Los carteles del ministerio de agricultura anuncian numerosos proyectos en cada pueblo, pero el óxido que acumulan nos da una pista más relevante: al margen del éxito -o no- de los proyectos, el gobierno hace mucho tiempo que no pasa por allí. Sin hospitales ni recursos, muchos ignoran la pandemia, y los carteles de alerta son solo atrezo para una parte de la población que ha decidido dejar el tema en manos de Dios.

En Banjul, la capital, la vida va al ralentí. Esta ciudad turística ya hace tiempo que sabe que su principal fuente de ingresos ha desaparecido: si alguien va hacia el aeropuerto es para marcharse del país, no para entrar. Aunque el ritmo del tráfico es el de siempre, los guele guele (furgonetas que ejercen el papel de transporte público) van más vacíos como medida preventiva contra el coronavirus: si hay menos pasajeros, estos pueden mantener la distancia social -o pretenderlo. Para compensar el descenso en la clientela, el precio del pasaje es más caro, y algunos gambianos están disgustados ante el alza de los precios. Hay quien considera que, después de todo, el virus es un montaje para beneficiar a algunos sectores que se aprovechan de la necesidad de los ciudadanos. Fatou, estudiante de 20 años, lleva semanas sin ir a la escuela y está cansada de la situación. Aunque la televisión gambiana ha programado clases diarias en directo para los alumnos, Fatou echa de menos a sus compañeras. Durante estos días, los alumnos se comunican por WhatsApp y utilizan los status de WhatsApp para colgar fotografías suyas, reflexiones o advertencias sobre el coronavirus. Pese a que el coronavirus monopoliza la actualidad informativa y su entorno habla del virus a todas horas, Fatou dice que no cree en la enfermedad. Su hermana Nyuma, de 14 años, señala uno de los riesgos asociados a la gestión de la crisis: «Aquí es muy habitual que los médicos se queden parte de los medicamentos enviados a los hospitales. Luego, estos médicos los venden en sus farmacias privadas». Días antes, el gobierno gambiano sancionó a diversos empresarios que intentaban ganar dinero especulando con la crisis del coronavirus.

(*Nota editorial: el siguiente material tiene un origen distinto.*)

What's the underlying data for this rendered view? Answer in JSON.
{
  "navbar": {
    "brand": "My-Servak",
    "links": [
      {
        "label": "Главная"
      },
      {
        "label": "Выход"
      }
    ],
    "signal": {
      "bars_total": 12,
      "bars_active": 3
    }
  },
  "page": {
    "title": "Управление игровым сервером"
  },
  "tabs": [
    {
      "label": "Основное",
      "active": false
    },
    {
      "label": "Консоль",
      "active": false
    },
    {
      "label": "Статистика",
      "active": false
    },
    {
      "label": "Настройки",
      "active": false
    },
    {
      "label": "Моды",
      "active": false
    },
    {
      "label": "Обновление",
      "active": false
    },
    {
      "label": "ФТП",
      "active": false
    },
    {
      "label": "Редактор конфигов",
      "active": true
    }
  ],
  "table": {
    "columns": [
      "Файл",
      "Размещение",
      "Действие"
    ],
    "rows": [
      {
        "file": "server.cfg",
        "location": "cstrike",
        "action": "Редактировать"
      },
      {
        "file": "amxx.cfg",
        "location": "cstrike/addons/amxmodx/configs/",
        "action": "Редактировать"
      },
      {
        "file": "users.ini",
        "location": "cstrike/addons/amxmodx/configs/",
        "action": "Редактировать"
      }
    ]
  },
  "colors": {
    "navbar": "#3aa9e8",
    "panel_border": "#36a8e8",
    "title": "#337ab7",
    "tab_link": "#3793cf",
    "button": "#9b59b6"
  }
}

El Ramadán más extraño de los últimos años empezó el pasado viernes. Los fieles no pueden ir a las mezquitas -aunque en el interior del país las normas se siguen de forma más relajada- y el cansancio por el ayuno contribuye indirectamente al confinamiento: la familia de Fatou y Nyuma pasa el día trabajando en casa y durmiendo muchas horas para guardar energías. Moussa, el más religioso, sale cada día al mercado a vender ropa. Al estar en contacto con otra gente durante el día, convierte en estéril el confinamiento del resto de personas del hogar. Tampoco cree demasiado en el virus, y considera que solo mata a los blancos; pero aunque lo creyera y tomara todas las precauciones posibles, Moussa tendría que salir igualmente: «Tengo que enviar dinero a mi mujer que vive en un pueblo del interior. Si no les envío nada no podrán comer», zanja.

 

Jaume Portell es periodista especializado en economía y relaciones internacionales, muy vinculado al continente africano, que actualmente reside en Dakar. Ha trabajado para varios medios de comunicación nacionales y colabora con Mundo Negro.